About the job
About the Team You'll Join
- The Server Developer (SRE) is an integral part of the server platform team.
- Toss typically operates with small, feature-based silo teams comprising planners, designers, and developers. The server platform team is responsible for creating common functionalities and frameworks needed across these silo teams.
- This year, the server platform team aims to enable quicker and smoother launches of securities services while ensuring their stable operation, with plans to expand many more services in the future.
- Unlike silo teams, there are no separate planners in the server platform team. Engineers within the team take on the roles of both planners and developers, actively contemplating necessary features, gathering feedback, and determining the direction for development.

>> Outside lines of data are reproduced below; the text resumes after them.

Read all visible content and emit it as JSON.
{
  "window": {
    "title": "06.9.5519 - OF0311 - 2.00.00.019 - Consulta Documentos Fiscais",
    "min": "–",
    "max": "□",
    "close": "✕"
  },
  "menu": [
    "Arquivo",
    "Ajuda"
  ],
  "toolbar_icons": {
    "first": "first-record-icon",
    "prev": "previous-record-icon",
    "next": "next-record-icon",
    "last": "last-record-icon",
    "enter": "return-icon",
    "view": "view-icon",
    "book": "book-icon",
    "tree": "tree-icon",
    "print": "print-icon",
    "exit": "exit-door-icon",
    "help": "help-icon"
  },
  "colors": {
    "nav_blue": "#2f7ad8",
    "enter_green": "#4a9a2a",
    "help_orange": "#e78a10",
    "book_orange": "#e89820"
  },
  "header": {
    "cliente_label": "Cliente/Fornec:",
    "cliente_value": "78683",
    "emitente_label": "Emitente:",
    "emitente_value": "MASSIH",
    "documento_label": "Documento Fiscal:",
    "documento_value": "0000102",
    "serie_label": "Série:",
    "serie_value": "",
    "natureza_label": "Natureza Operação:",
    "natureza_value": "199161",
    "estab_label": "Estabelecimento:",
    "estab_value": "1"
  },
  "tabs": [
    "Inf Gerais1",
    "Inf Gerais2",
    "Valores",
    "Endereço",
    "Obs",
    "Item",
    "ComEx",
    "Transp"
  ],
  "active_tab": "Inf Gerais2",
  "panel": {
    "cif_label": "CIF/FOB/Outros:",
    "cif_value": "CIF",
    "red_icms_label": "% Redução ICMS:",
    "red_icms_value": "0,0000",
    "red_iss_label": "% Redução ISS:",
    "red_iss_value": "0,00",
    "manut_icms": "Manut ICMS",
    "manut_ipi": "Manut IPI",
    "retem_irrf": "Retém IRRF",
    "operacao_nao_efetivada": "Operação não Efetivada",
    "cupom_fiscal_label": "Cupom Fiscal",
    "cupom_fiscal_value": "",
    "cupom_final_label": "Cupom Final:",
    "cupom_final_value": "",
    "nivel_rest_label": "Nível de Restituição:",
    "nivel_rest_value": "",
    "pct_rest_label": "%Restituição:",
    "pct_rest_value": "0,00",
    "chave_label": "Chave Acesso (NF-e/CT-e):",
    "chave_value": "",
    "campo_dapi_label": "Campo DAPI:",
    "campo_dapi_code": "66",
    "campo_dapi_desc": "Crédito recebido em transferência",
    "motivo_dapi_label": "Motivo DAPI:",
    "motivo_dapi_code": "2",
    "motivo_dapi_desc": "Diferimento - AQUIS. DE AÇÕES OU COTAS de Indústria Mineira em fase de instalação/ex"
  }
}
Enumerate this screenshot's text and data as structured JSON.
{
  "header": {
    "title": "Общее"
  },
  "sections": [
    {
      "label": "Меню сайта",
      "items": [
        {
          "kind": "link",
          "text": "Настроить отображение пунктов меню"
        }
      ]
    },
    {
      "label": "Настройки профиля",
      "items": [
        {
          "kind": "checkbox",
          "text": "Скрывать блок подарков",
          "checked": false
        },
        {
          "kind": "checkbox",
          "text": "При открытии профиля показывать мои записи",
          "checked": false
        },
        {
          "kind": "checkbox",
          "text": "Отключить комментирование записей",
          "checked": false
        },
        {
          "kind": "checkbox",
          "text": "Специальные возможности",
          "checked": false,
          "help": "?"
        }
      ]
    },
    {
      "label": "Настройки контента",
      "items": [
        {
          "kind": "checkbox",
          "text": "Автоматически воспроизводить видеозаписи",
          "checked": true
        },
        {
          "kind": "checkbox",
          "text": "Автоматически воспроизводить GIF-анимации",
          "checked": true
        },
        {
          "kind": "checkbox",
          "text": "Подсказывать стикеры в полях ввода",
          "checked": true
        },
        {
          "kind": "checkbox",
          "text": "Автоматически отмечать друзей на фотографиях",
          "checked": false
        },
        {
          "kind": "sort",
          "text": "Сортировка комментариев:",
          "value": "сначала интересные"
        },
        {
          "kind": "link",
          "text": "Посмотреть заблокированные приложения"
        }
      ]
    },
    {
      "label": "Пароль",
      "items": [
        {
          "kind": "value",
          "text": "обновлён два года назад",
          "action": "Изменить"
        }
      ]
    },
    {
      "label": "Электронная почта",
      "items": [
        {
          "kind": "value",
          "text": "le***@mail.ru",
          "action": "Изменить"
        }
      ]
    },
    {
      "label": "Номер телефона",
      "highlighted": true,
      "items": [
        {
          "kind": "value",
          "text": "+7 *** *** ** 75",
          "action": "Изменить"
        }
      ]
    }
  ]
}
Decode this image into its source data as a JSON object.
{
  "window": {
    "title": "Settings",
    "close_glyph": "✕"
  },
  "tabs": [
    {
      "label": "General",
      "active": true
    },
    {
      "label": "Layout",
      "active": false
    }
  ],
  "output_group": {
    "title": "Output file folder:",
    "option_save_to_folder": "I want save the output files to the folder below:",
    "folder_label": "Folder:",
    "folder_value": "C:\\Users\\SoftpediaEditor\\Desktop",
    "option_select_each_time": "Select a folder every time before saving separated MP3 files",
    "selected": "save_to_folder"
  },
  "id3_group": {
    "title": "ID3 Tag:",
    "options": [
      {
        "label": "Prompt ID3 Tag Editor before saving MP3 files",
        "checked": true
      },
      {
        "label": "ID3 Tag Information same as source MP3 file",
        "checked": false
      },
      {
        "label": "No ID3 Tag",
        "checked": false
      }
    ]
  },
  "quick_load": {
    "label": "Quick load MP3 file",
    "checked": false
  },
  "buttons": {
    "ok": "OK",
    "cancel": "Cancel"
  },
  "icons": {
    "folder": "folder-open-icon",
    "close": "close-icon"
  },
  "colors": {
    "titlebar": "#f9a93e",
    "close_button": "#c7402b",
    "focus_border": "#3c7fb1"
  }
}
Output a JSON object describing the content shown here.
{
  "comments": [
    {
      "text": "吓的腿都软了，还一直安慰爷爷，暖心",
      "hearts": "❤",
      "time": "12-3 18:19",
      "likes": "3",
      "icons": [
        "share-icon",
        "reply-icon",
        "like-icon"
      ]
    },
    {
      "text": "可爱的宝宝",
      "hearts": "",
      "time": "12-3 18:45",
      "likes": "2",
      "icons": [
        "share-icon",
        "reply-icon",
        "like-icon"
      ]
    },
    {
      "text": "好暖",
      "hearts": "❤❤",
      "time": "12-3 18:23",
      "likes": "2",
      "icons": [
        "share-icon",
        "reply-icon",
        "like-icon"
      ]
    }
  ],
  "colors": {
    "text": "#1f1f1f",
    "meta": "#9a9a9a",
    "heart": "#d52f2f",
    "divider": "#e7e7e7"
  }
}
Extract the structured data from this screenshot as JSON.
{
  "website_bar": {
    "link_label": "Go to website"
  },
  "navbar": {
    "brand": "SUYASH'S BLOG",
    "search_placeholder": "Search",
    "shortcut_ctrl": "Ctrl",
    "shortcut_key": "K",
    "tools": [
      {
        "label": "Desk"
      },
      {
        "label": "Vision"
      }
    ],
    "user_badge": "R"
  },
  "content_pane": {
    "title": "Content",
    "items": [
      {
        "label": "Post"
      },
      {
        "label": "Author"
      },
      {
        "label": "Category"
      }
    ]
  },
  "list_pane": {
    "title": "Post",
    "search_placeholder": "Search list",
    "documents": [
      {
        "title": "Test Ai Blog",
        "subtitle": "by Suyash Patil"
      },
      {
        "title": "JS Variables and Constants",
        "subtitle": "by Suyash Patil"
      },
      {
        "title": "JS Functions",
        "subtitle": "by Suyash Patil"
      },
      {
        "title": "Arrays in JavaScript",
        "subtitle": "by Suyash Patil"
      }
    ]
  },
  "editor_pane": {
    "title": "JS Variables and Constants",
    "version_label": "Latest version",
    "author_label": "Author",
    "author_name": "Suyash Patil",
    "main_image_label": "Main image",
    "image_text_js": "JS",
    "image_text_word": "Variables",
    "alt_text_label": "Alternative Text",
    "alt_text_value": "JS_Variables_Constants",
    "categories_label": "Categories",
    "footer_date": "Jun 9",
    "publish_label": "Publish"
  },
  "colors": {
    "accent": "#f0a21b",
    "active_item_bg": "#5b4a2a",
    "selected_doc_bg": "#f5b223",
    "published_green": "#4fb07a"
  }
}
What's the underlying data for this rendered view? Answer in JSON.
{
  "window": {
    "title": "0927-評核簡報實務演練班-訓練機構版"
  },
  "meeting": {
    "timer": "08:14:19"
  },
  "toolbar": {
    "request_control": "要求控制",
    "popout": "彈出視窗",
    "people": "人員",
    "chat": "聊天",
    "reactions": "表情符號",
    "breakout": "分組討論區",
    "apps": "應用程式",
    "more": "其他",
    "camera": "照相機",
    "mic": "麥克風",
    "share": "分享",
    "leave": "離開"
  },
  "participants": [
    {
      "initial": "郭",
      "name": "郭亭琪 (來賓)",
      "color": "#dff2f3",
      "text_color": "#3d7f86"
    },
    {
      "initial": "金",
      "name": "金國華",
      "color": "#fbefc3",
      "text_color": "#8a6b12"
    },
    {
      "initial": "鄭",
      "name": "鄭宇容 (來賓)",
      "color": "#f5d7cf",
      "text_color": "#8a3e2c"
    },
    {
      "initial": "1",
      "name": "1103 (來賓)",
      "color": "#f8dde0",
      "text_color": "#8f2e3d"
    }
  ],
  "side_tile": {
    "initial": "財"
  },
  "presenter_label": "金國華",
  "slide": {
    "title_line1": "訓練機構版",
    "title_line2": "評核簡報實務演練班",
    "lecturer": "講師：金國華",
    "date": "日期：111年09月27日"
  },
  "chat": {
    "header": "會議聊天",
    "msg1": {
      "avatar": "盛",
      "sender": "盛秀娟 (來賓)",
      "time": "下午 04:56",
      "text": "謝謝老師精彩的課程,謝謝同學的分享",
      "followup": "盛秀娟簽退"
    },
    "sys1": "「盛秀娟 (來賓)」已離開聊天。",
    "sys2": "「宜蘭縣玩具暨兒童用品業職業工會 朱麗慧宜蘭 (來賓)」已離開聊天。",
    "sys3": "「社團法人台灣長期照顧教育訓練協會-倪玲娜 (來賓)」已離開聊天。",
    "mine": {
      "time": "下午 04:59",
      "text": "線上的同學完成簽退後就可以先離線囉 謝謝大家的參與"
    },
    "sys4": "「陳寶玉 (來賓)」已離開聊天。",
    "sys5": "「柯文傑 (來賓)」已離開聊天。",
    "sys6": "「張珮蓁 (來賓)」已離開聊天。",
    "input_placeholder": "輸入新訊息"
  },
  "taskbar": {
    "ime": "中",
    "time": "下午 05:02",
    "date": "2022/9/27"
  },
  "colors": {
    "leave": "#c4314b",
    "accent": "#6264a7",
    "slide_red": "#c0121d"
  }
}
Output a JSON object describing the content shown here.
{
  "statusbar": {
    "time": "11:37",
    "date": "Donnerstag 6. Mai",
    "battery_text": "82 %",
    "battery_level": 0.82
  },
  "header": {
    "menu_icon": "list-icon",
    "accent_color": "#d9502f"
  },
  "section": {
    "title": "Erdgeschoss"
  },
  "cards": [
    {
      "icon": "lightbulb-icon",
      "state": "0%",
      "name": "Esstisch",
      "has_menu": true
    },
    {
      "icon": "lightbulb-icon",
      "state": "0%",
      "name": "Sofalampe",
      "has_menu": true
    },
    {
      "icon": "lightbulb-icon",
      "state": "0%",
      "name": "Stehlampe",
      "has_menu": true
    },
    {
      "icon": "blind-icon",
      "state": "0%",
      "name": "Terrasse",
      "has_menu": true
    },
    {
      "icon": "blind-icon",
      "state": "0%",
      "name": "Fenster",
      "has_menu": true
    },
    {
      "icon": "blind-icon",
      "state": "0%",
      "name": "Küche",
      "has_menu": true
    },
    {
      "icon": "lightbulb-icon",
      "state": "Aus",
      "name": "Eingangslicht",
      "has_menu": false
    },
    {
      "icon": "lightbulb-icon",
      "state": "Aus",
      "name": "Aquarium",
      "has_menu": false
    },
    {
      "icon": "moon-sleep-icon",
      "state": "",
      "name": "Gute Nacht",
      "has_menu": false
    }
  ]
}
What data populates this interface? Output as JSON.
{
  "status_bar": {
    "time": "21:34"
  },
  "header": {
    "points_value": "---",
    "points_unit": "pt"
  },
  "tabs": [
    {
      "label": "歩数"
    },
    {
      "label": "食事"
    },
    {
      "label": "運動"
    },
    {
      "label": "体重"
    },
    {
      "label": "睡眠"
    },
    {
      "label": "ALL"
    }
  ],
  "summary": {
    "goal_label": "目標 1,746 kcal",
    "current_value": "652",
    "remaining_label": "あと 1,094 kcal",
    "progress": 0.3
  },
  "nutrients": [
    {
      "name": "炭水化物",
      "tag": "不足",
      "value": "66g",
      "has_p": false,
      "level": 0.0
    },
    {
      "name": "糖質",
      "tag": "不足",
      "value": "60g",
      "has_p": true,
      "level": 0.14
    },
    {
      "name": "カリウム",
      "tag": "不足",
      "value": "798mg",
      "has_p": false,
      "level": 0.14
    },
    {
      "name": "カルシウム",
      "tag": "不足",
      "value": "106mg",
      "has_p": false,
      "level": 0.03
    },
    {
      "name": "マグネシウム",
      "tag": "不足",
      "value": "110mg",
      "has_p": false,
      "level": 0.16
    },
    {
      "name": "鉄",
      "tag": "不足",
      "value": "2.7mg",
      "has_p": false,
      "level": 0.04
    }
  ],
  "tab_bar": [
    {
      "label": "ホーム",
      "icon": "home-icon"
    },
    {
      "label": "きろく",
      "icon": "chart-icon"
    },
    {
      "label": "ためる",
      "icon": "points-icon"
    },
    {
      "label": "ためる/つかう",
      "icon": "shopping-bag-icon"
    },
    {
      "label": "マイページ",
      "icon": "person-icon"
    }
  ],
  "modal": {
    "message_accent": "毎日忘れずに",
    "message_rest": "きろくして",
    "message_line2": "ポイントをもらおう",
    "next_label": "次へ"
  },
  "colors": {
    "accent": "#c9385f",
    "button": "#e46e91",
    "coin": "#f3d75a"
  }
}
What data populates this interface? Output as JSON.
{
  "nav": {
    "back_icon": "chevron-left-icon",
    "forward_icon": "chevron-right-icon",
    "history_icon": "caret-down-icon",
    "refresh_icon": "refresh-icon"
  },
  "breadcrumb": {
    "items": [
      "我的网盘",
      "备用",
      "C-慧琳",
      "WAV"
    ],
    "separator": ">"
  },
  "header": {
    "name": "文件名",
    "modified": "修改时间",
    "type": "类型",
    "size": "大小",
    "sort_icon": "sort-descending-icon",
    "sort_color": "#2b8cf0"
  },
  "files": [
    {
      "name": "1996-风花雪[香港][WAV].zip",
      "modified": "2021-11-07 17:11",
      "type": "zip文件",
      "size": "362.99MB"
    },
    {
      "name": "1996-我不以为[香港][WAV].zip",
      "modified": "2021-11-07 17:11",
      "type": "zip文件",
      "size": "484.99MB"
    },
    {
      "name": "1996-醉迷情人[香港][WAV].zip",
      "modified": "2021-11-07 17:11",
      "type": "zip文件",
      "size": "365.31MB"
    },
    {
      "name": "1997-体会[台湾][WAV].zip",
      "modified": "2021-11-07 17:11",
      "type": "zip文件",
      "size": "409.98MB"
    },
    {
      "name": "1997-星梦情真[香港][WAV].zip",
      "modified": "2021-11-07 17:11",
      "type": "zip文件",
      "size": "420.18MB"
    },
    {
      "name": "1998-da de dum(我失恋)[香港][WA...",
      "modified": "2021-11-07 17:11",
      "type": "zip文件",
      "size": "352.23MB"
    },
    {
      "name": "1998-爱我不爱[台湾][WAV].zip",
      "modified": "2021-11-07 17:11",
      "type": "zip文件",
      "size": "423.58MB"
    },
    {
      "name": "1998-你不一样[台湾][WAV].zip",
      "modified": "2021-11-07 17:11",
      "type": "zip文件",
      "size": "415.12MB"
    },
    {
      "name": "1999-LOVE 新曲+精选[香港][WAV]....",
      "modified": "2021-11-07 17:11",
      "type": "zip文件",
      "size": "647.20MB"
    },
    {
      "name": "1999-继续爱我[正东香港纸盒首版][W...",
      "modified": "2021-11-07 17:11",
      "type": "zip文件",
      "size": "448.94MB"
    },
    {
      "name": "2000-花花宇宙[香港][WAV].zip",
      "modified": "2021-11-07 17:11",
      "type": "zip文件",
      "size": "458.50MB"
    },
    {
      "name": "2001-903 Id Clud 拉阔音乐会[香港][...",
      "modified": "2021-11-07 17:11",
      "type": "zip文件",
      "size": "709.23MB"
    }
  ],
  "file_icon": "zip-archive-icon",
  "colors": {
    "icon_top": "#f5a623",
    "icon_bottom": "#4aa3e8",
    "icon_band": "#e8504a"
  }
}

Responsibilities You Will Have
Establishing preventive measures and responding to incidents for stable services.
- Design and operate response processes to minimize service impact during incidents, ensuring rapid response.
- Analyze root causes (RCA) of incidents, enhance pre- and post-detection capabilities, and build systems to shorten recovery time and prevent recurrence.
Ensuring service visibility and availability.
- Achieve visibility across infrastructure, networks, and Kubernetes environments, linking it to actual service metrics.
- Establish SLOs to clearly define problem situations, continuously enhancing the alert system with necessary metrics.
- Proactively identify potential bottlenecks in components in anticipation of traffic increases and improve structures.
Conducting in-depth analysis of issues and identifying root causes.
- When service disruptions occur, analyze beyond logs, utilizing eBPF, memory, network, and kernel areas for comprehensive root cause analysis.
- Precisely analyze internal application behavior to provide optimal resource configuration guidelines to developers.
Automating operations and developing internal tools.
- Automate repetitive analytical tasks and identify areas that hinder operational efficiency, developing tools for improvement.
- Automate testing environments to enhance service reliability and provide easy access for colleagues.